" El Sicario, Room 164 (2010), a pas mal fait parler de lui à travers son parcours en festival. Il s’agit du témoignage d’un haut gradé du trafic de drogue à Ciudad Juárez, au Mexique. Pendant vingt ans, il a servi le cartel, pratiquant assassinats ciblés, enlèvements, tortures jusqu’à saturation. Constamment sur ses gardes, gavé d’alcool et de cocaïne, il décide de devenir clean. Commence alors pour lui une descente aux enfers. Ses collègues se moquent de lui, il est rétrogradé, le boss ne lui confie plus que des tâches humiliantes de ramassages de petites dettes dans des bourgades lointaines… Le type décide alors de prendre la fuite avec femme et enfants, déclenchant aussitôt un contrat contre lui et sa famille.

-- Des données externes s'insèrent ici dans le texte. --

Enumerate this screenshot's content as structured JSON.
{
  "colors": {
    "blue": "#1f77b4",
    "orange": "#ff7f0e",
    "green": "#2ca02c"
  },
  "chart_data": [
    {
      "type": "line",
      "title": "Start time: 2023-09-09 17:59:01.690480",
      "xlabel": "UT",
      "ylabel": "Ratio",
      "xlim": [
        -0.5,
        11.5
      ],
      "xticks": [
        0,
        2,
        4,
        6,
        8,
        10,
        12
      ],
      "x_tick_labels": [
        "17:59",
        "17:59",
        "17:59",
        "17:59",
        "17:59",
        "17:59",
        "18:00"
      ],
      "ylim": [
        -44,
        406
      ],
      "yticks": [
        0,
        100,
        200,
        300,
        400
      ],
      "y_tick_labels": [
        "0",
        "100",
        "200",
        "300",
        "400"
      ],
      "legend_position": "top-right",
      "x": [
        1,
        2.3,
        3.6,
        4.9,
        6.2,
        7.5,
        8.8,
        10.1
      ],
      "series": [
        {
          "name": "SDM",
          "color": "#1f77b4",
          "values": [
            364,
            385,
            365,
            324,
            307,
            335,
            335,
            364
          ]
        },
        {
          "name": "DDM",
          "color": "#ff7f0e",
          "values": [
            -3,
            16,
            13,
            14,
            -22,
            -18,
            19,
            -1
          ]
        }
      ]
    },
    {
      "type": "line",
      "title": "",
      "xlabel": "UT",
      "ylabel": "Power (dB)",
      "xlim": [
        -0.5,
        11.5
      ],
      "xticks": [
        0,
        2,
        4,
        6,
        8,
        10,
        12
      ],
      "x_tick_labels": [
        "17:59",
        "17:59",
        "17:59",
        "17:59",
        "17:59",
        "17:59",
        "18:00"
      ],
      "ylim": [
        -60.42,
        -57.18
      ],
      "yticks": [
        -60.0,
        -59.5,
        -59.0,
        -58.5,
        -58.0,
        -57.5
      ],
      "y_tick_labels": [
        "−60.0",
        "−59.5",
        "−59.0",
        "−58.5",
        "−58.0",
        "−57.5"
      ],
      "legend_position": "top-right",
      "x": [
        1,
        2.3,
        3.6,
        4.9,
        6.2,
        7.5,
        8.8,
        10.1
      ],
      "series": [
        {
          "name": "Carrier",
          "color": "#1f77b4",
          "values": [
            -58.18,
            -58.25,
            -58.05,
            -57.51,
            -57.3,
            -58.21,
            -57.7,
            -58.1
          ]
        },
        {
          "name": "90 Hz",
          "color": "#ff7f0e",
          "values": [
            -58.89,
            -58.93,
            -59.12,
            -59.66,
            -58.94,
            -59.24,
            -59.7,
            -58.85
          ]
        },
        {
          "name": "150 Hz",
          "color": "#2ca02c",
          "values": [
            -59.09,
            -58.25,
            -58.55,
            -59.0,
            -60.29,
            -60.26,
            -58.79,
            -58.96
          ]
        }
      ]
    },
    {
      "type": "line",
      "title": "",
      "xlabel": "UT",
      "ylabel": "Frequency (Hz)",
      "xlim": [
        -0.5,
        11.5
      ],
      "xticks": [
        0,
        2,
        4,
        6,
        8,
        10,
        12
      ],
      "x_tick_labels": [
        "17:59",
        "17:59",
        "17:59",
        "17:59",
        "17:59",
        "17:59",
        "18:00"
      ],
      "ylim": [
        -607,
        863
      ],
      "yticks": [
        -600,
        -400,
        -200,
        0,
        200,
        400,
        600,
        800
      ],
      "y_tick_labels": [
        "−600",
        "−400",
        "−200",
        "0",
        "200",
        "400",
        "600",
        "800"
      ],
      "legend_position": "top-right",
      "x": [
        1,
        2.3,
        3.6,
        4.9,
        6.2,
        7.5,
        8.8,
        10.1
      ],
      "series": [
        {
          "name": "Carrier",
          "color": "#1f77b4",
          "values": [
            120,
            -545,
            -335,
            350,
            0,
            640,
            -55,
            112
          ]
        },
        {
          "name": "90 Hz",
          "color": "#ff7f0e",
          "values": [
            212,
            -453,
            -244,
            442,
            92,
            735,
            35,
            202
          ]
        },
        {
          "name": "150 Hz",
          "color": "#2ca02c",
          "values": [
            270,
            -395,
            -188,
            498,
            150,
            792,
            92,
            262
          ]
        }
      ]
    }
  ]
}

A l’image, il parle, le visage caché sous un voile noir, un cahier posé sur les genoux, dessinant des croquis ou écrivant des phrases au fil de son récit émaillé de scènes horrifiques. Il est notamment question du traitement réservé à des traîtres qui sont plongés vivants dans de l’eau bouillante, les parties brûlées étant découpées à vif par des médecins avant retour dans le bouillon. Le narcotrafiquant repenti, tombé en religion (la vida loca devient la mala vida, la belle vie contre la mauvaise), implique dans ses propos un Etat mexicain intégralement corrompu et une police gangrenée par les cartels : sur 200 diplômés dans une promotion, 50 sont des élèves financés, choyés dès le lycée par la mafia.

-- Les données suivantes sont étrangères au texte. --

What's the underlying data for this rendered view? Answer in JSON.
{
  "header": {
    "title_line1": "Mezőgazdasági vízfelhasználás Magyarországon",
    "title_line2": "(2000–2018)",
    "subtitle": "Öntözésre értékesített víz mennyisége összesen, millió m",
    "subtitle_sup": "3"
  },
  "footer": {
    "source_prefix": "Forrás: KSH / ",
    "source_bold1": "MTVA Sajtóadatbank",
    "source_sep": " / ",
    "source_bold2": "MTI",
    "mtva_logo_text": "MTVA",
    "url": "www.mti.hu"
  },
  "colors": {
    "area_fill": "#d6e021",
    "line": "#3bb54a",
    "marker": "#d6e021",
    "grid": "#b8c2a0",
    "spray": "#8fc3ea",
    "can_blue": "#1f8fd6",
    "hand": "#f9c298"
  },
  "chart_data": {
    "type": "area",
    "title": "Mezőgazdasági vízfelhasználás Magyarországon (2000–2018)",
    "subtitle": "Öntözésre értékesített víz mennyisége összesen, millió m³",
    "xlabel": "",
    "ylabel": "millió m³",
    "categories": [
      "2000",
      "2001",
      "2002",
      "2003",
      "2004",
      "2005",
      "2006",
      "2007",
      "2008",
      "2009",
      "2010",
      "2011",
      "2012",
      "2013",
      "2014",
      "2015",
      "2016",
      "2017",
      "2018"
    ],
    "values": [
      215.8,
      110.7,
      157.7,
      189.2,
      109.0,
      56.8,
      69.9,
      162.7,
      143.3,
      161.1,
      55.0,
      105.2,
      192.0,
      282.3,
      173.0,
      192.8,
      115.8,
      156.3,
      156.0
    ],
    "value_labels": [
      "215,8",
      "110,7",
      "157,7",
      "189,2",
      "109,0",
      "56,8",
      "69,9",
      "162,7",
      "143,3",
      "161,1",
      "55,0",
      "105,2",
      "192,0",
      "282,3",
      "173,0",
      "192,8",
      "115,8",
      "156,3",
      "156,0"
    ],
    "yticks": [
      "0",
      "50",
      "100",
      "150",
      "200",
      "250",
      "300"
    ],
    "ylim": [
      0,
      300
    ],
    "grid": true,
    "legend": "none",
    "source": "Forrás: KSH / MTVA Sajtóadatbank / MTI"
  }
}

«Cet homme, je l’aime bien d’une certaine manière, et c’est ce que je déteste le plus dans ce film», déclarait le cinéaste dans un entretien à un webzine. Le trouble suscité un peu partout par El Sicario, Room 164 tient à ce mouvement de répulsion-adhésion que provoque le caractère volubile puis franchement exalté de la crapule en fuite. On découvre chez lui le terrifiant désir de soumission à une autorité, d’abord aux ordres du «patron», puis du seigneur J.-C."